Styczeń 2018 roku. W kościele NSJ w Piotrkowie odbywa się spotkanie opłatkowe działaczy partii Jarosława Kaczyńskiego. Wśród swoich wielbicieli, (ale i dziennikarzy, w świetle jupiterów, przed obiektywami kamer i aparatów fotograficznych) ówczesny Minister Obrony Narodowej Antoni Macierewicz, w towarzystwie parlamentarzystów: Anny Milczanowskiej, Roberta Telusa, Dariusza Kubiaka, Krzysztofa Maciejewskiego, Małgorzaty Janowskiej i Grzegorza Wojciechowskiego, ogłosił że okręg wyborczy nr 10, otrzyma z Budżetu Państwa dodatkowe 5 milionów złotych z przeznaczeniem na wsparcie służby zdrowia oraz na renowację zabytków sakralnych regionu. Okazuje się jednak, że sztukę „PR” Prawo i Sprawiedliwość ma opanowaną do perfekcji. Obietnicom posła nie było końca, ale po niemal ośmiu miesiącach, pieniądze ani na konto klasztoru i kościoła, ani na konto szpitala w Piotrkowie, nie trafiły.

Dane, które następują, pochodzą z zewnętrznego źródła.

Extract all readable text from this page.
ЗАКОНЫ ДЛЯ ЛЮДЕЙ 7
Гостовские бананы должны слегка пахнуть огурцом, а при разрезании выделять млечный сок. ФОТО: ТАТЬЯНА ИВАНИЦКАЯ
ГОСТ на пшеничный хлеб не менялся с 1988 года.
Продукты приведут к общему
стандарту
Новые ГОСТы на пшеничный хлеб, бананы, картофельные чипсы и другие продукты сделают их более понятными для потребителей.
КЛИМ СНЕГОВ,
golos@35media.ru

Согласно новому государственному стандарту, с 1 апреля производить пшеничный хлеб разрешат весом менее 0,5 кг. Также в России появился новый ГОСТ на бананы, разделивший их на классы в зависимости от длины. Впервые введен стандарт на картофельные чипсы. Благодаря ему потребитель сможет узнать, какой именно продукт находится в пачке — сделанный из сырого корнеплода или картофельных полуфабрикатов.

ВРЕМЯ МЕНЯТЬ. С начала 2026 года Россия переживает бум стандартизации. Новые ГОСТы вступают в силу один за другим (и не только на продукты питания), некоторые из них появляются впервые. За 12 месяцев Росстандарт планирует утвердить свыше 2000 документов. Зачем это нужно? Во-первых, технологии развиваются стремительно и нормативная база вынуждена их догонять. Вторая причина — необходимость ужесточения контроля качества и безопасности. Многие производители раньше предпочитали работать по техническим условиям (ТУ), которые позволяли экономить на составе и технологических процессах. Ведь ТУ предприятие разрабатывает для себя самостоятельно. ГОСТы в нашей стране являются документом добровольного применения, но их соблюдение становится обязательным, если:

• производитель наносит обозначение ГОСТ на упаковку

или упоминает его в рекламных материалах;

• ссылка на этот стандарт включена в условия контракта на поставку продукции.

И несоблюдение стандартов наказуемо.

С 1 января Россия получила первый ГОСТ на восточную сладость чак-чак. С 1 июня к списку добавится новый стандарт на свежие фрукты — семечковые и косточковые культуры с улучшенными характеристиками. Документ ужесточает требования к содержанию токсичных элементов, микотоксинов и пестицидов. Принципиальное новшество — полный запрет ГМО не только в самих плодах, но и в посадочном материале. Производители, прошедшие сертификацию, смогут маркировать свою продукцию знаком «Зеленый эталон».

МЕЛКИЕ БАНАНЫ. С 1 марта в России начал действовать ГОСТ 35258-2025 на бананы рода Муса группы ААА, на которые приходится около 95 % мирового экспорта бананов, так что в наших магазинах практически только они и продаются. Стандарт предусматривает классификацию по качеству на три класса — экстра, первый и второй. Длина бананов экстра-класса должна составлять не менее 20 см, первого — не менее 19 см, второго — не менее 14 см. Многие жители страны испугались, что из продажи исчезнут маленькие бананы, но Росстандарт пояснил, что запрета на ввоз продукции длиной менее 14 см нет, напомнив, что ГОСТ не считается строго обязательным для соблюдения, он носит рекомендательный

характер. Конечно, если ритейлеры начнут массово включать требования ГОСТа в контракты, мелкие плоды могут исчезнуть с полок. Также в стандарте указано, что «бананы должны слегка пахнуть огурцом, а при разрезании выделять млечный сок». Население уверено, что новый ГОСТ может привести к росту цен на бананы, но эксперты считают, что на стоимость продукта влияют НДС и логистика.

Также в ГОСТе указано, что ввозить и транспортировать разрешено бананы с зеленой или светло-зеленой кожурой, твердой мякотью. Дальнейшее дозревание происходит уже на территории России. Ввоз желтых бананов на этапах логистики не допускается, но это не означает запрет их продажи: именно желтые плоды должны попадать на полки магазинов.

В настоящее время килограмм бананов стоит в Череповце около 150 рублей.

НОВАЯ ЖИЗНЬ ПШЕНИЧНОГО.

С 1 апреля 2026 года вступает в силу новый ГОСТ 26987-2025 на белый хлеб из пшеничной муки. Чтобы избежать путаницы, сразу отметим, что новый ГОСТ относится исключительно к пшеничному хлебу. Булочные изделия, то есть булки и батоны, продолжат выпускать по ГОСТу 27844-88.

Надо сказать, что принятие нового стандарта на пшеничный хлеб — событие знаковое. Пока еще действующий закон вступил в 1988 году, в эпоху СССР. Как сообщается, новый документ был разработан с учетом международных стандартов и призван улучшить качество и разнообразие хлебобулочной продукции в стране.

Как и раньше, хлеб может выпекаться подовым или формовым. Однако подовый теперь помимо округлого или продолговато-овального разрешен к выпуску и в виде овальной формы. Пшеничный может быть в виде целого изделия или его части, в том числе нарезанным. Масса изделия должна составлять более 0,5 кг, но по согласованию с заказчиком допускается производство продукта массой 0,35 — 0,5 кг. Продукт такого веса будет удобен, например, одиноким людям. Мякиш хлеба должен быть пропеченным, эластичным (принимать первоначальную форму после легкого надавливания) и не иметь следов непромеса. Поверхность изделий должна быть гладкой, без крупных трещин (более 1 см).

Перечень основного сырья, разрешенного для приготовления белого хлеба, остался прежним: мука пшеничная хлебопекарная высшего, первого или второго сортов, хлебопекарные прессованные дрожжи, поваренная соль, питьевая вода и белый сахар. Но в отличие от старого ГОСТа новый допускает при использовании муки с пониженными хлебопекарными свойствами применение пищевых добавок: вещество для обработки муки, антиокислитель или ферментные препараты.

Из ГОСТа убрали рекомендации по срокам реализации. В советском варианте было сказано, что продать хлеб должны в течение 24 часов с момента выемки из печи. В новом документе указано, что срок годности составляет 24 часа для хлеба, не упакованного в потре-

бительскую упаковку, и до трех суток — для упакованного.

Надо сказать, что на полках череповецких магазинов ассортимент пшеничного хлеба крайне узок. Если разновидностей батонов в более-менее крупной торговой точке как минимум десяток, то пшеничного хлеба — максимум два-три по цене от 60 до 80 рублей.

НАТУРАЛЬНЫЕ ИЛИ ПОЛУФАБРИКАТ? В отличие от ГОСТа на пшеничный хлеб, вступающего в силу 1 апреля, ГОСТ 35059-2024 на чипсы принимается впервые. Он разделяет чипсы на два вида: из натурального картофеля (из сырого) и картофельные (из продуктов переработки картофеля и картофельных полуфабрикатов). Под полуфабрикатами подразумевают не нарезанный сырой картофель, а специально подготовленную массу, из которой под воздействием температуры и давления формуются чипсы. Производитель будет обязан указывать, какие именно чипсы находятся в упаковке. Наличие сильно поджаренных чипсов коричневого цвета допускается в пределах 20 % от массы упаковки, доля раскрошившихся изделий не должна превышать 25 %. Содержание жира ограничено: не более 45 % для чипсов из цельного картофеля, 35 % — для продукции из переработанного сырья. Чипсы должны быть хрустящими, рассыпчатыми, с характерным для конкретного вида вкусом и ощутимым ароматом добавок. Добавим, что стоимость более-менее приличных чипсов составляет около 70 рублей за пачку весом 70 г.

– Bardzo się cieszymy, że chociaż takimi skromnymi sumami możemy wesprzeć największe i najbardziej istotne potrzeby zdrowotne. Mamy świadomość, że to jest kropla w morzu potrzeb – mówił w styczniu poseł Antoni Macierewicz. W połowie czerwca (12.06) wysyłamy maila do piotrkowskiego biura poselskiego PiS, z pytaniem: czy obiecane wsparcie finansowe trafiło na konto szpitala powiatowego (470 tys. zł.), a także klasztoru bernardynów (100 tys. zł) i kościół św. Jacka i Doroty (150 tys. zł)? Po kilku dniach braku odzewu, dzwonię do biura z tym samym pytaniem. Otrzymuję informację, że moja poczta nie dotarła. Wysyłam kolejną i znowu cisza. Ktoś poradził mi, by skontaktować się z warszawskim biurem byłego szefa MON. Tam, przemiła starsza pani prosi o maila w tej sprawie – oczywiście robię kopię i wysyłam. Historia jednak lubi się powtarzać, dlatego i tym razem cisza. Rozumiem – pytania niewygodne, dlatego w skrzynce odbiorczej brak poczty z odpowiedzią. Niezniechęcony (ale już lekko poirytowany całą sytuacją) znowu dzwonię do stolicy. Ta sama przemiła pani informuje, że „dziś pan minister na pewno odpisze”; to było ze dwa tygodnie temu. Taką ustną odpowiedź usłyszałem potem jeszcze kilka razy, ale niestety, poczty od Macierewicza, jak nie było, tak nie ma.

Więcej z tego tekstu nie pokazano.